THE OZARK LUMBER CO., whose plant is located on the Current River branch of the Gulf road, at Winona, Shannon County, 130 miles southeast of the city, in the heart of what is known as the ‘Irish Wilderness,” is largely a Springfield enterprise, having been organized in 1887 by Capt. Joseph Fisher, a well known Springfield capitalist and lumber operator. Jay Coatsworth, a leading wholesale lumber merchant of Kansas City; C. W. Goodlander, president of the Citizens’ National Bank of Fort Scott; B. F. Blaker & Co., well known lumber and mill men of Pleasanton, Kansas; Fisher & Barnett, bankers, of Humansville, Mo.; Martin Hardwick, of Winona, Mo., an experienced saw mill man; and Capt. Joseph Fisher are the owners of the property and constitute the directors of the company, which has a capital stock of $100,000 and is one of the strongest corporations in the lumber district. Mr. Jay Coatsworth is president, and Capt.

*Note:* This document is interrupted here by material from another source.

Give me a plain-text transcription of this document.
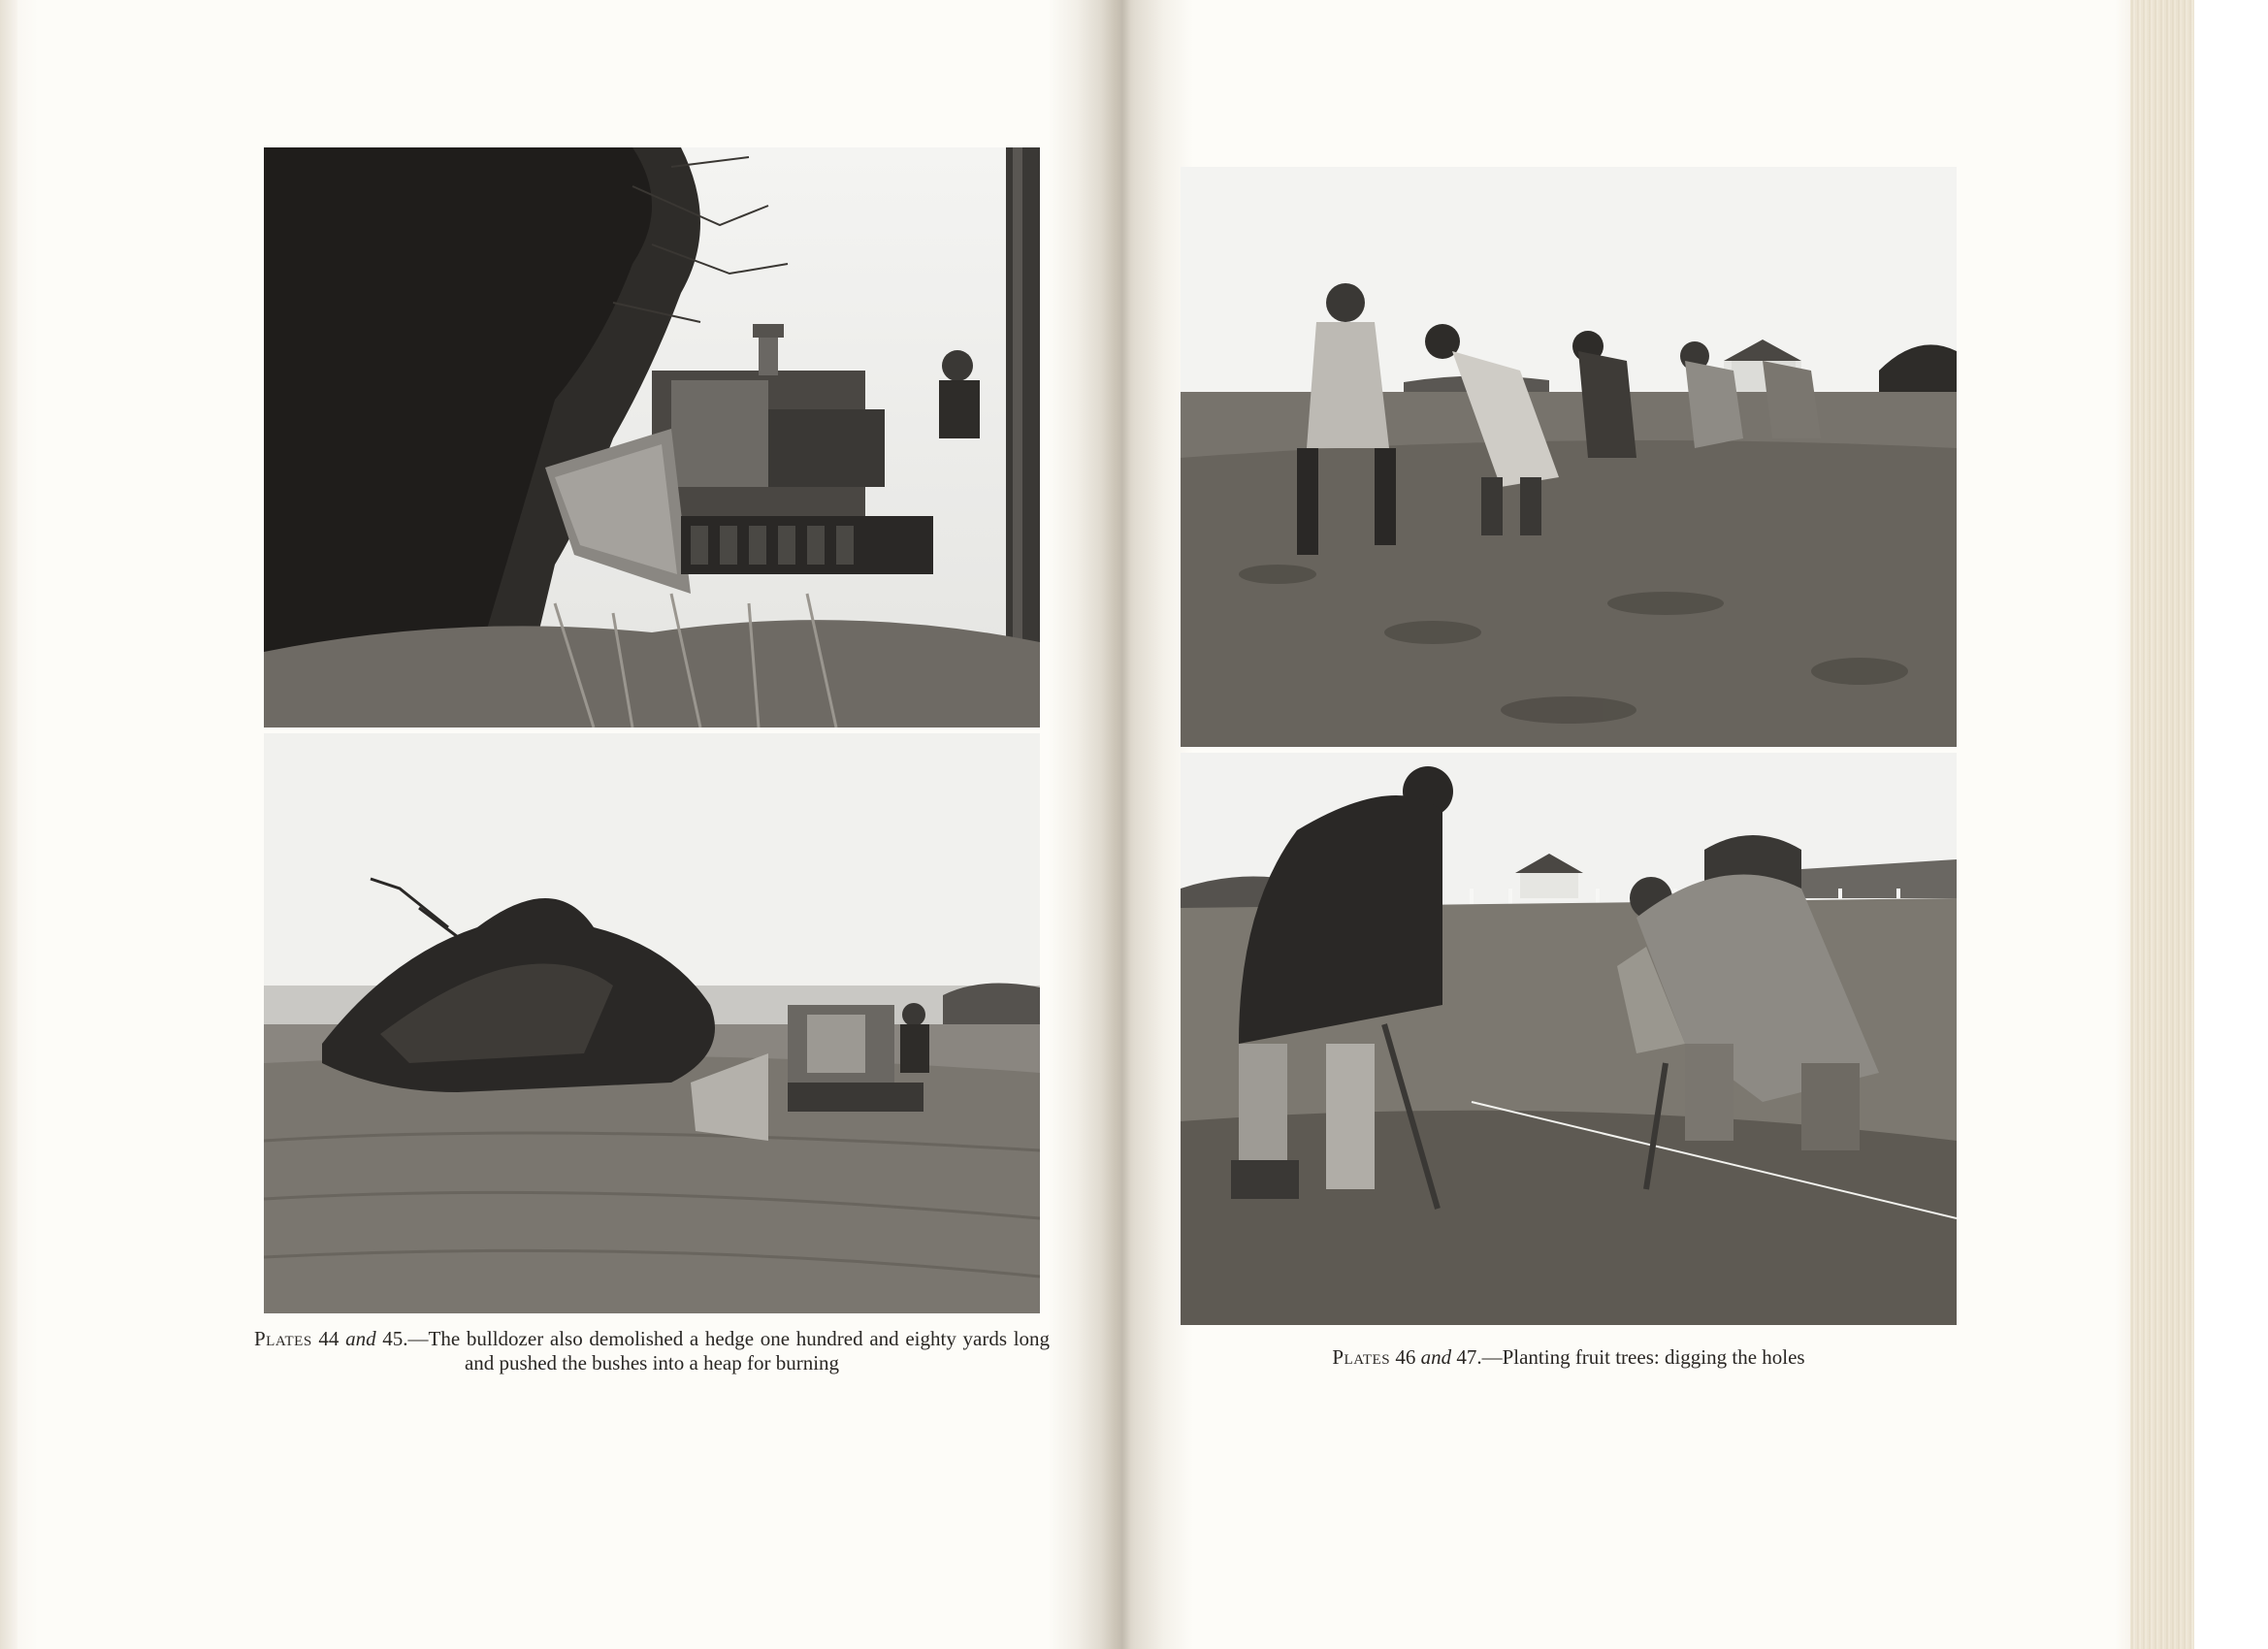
Plates 44 and 45.—The bulldozer also demolished a hedge one hundred and eighty yards long and pushed the bushes into a heap for burning	Plates 46 and 47.—Planting fruit trees: digging the holes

Joseph Fisher, secretary treasurer and manager of the company, whose mills, warehouses, sheds, dry kilns, railway, engines, cars, store buildings, merchandise, shops houses, teams, lumber stocks and 20,000 acres. of pine land are valued at $200,000.

THE MILLS are admirably located in a pretty valley, about 100 rods distant from the Gulf depot, and the entire plant, embracing a saw mill with a daily capacity of 80,000 feet, a planing mill, four Sturtevant steam dry kilns, boiler houses, sheds and platforms, are equipped with the latest and most approved machinery and appliances for handling logs, cutting, assorting, distributing drying, planing, storing and shipping lumber.

The admirable arrangement of the log yard, saw mill, platforms, dry kilns, sheds and planing mill, in a continuous chain, flanked on either side by railway tracks; the substantial construction of the mills and the perfection of their mechanical equipage and work, are the embodiment of economy, convenience and fine method, bearing in every part the impress of a master millwright.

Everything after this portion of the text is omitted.